The Daily Pennsylvanian: Penn Medicine COVID-19 symptom reporting program saved lives, according to the new study
From The Daily Pennsylvanian:
A study found that Penn Medicine’s COVID Watch technology saved two lives per week during the pandemic’s early days through an automated health check-in system powered by text message.
On Mar. 23, 2020, two weeks after Penn Medicine admitted its first COVID-19 patient, COVID Watch launched, allowing participants to track symptoms from home, Penn Medicine News reported. A team of registered nurses staffed the program and escalated patients with concerning conditions to a designated group of health care providers. As of today, nearly 20,000 individuals have enrolled in the program.
In August 2020, Penn Medicine received a $2.5 million grant by the Patient-Centered Outcomes Research Institute to further study the program’s impact on patient outcomes over a two-year period, specifically considering the communities that have been disproportionately affected by the pandemic.

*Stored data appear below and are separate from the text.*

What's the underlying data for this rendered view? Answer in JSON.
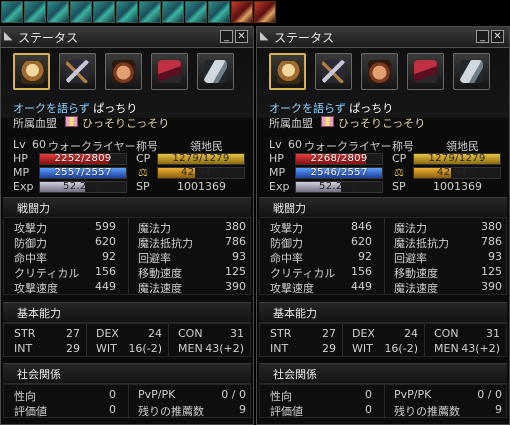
{
  "buffs": [
    "blue",
    "blue",
    "blue",
    "blue",
    "blue",
    "blue",
    "blue",
    "blue",
    "blue",
    "blue",
    "red",
    "red"
  ],
  "panels": [
    {
      "title": "ステータス",
      "title_name": "オークを語らず",
      "char_name": "ぱっちり",
      "clan_label": "所属血盟",
      "clan_name": "ひっそりこっそり",
      "lv_label": "Lv",
      "level": "60",
      "class": "ウォークライヤー",
      "title_label": "称号",
      "title_value": "領地民",
      "hp_label": "HP",
      "hp_text": "2252/2809",
      "hp_frac": 0.8,
      "mp_label": "MP",
      "mp_text": "2557/2557",
      "mp_frac": 1.0,
      "exp_label": "Exp",
      "exp_text": "52.27%",
      "exp_frac": 0.5227,
      "cp_label": "CP",
      "cp_text": "1279/1279",
      "cp_frac": 1.0,
      "weight_text": "42.94%",
      "weight_frac": 0.4294,
      "sp_label": "SP",
      "sp": "1001369",
      "combat_title": "戦闘力",
      "combat": [
        [
          "攻撃力",
          "599",
          "魔法力",
          "380"
        ],
        [
          "防御力",
          "620",
          "魔法抵抗力",
          "786"
        ],
        [
          "命中率",
          "92",
          "回避率",
          "93"
        ],
        [
          "クリティカル",
          "156",
          "移動速度",
          "125"
        ],
        [
          "攻撃速度",
          "449",
          "魔法速度",
          "390"
        ]
      ],
      "basic_title": "基本能力",
      "basic": [
        [
          "STR",
          "27",
          "DEX",
          "24",
          "CON",
          "31"
        ],
        [
          "INT",
          "29",
          "WIT",
          "16(-2)",
          "MEN",
          "43(+2)"
        ]
      ],
      "social_title": "社会関係",
      "social": [
        [
          "性向",
          "0",
          "PvP/PK",
          "0 / 0"
        ],
        [
          "評価値",
          "0",
          "残りの推薦数",
          "9"
        ]
      ]
    },
    {
      "title": "ステータス",
      "title_name": "オークを語らず",
      "char_name": "ぱっちり",
      "clan_label": "所属血盟",
      "clan_name": "ひっそりこっそり",
      "lv_label": "Lv",
      "level": "60",
      "class": "ウォークライヤー",
      "title_label": "称号",
      "title_value": "領地民",
      "hp_label": "HP",
      "hp_text": "2268/2809",
      "hp_frac": 0.81,
      "mp_label": "MP",
      "mp_text": "2546/2557",
      "mp_frac": 0.995,
      "exp_label": "Exp",
      "exp_text": "52.27%",
      "exp_frac": 0.5227,
      "cp_label": "CP",
      "cp_text": "1279/1279",
      "cp_frac": 1.0,
      "weight_text": "42.94%",
      "weight_frac": 0.4294,
      "sp_label": "SP",
      "sp": "1001369",
      "combat_title": "戦闘力",
      "combat": [
        [
          "攻撃力",
          "846",
          "魔法力",
          "380"
        ],
        [
          "防御力",
          "620",
          "魔法抵抗力",
          "786"
        ],
        [
          "命中率",
          "92",
          "回避率",
          "93"
        ],
        [
          "クリティカル",
          "156",
          "移動速度",
          "125"
        ],
        [
          "攻撃速度",
          "449",
          "魔法速度",
          "390"
        ]
      ],
      "basic_title": "基本能力",
      "basic": [
        [
          "STR",
          "27",
          "DEX",
          "24",
          "CON",
          "31"
        ],
        [
          "INT",
          "29",
          "WIT",
          "16(-2)",
          "MEN",
          "43(+2)"
        ]
      ],
      "social_title": "社会関係",
      "social": [
        [
          "性向",
          "0",
          "PvP/PK",
          "0 / 0"
        ],
        [
          "評価値",
          "0",
          "残りの推薦数",
          "9"
        ]
      ]
    }
  ],
  "tab_icons": [
    "face-icon",
    "weapon-icon",
    "fist-icon",
    "flag-icon",
    "horn-icon"
  ],
  "colors": {
    "accent_tab": "#d7b04a",
    "name_title": "#8fd3ff",
    "hp": "#c02020",
    "mp": "#2a5ad0",
    "cp": "#c8a030"
  }
}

“Automation isn’t something that will replace human clinical care, but it is something that can extend it,” David Asch, one of the study’s authors and executive director of the Center for Health Care Innovation, told Penn Medicine News. “Without an automated system to help us watch over the thousands of COVID patients in our community, our doctors and nurses would have been stretched even thinner than they were.”